R: how to include missing cell cross-frequencies in table output

Question

I have the following code to cross-tabulate the number of adjacent neighbors (horizontal) for an interior cell in a 2D grid in R.

set.seed(1234)
x <- matrix(sample(0:1, size = 10*6, replace = T), nr = 10)
likes.x <- 1*(x[-nrow(x),] == x[-1,])
nonedge.likes.x <- (likes.x[-nrow(likes.x),]+likes.x[-1,])
edge.likes.x <- rbind(likes.x[1,], likes.x[nrow(likes.x),])
likes.y <- 1*(x[,-ncol(x)] == x[,-1])
nonedge.likes.y <- (likes.y[,-ncol(likes.y)]+likes.y[,-1])
edge.likes.y <- cbind(likes.y[,1], likes.y[,ncol(likes.y)])
tmp <- table(x[-c(1,nrow(x)),-c(1,ncol(x))], nonedge.likes.x[,-c(1,ncol(likes.x))], nonedge.likes.y[-c(1, nrow(likes.y)),])

This yields:

tmp
, ,  = 0

   
    0 1 2
  0 2 4 1
  1 0 2 1

, ,  = 1

   
    0 1 2
  0 2 0 1
  1 2 6 3

, ,  = 2

   
    0 1 2
  0 1 0 1
  1 0 2 4

I get tmp as an array (table) of dimension:

dim(tmp)
[1] 2 3 3

The above works, in general, except (in a way) for the following trivial case.

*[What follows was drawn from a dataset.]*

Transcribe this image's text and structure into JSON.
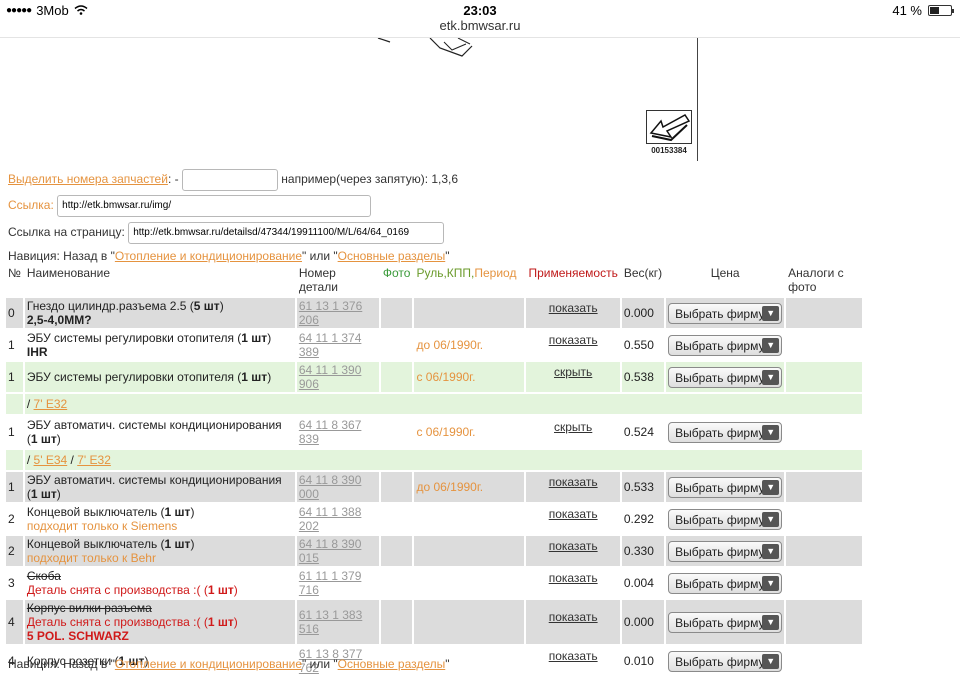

x <- matrix(0, nr = 10, nc = 6)
likes.x <- 1*(x[-nrow(x),] == x[-1,])
nonedge.likes.x <- (likes.x[-nrow(likes.x),]+likes.x[-1,])
edge.likes.x <- rbind(likes.x[1,], likes.x[nrow(likes.x),])
likes.y <- 1*(x[,-ncol(x)] == x[,-1])
nonedge.likes.y <- (likes.y[,-ncol(likes.y)]+likes.y[,-1])
edge.likes.y <- cbind(likes.y[,1], likes.y[,ncol(likes.y)])
tmp <- table(x[-c(1,nrow(x)),-c(1,ncol(x))], nonedge.likes.x[,-c(1,ncol(likes.x))], nonedge.likes.y[-c(1, nrow(likes.y)),])

I get:

 tmp
, ,  = 2

   
     2
  0 32

The answer is not wrong, but inconvenient for me, in the sense that I no longer get a 3D array of dimension c(2,3,3) because missing combinations in the cross-tabulations have been eliminated. tmp is now an array of

dim(tmp)
[1] 1 1 1

How do I convert the above to have a table/array of dimension c(2,3,3) with the other combinations being zeros?

Answer 1

The problem you pose is ill-defined.

After your first code block, look at:

unique(c(x[-c(1,nrow(x)),-c(1,ncol(x))])); 
  unique( c( nonedge.likes.x[,-c(1,ncol(likes.x))])) ; 
  unique(c( nonedge.likes.y[-c(1, nrow(likes.y)),]))
[1] 1 0
[1] 2 1 0
[1] 2 0 1

So you get a 2x3x3 result. The dimensions of the first result is simply the number of unique elements of arg1 by number of unique elements in arg2 by number of unique in arg3.

There's no way the code in the second instance can "know" that your prior problem had such ranges of values. You need to specify what features of the problem you expect the result to reflect.

I suppose you could ask for a 3x3x3 array with 2 in the lower right back corner, but that would be implying that you thought both of the answers for tmp were wrong to begin with.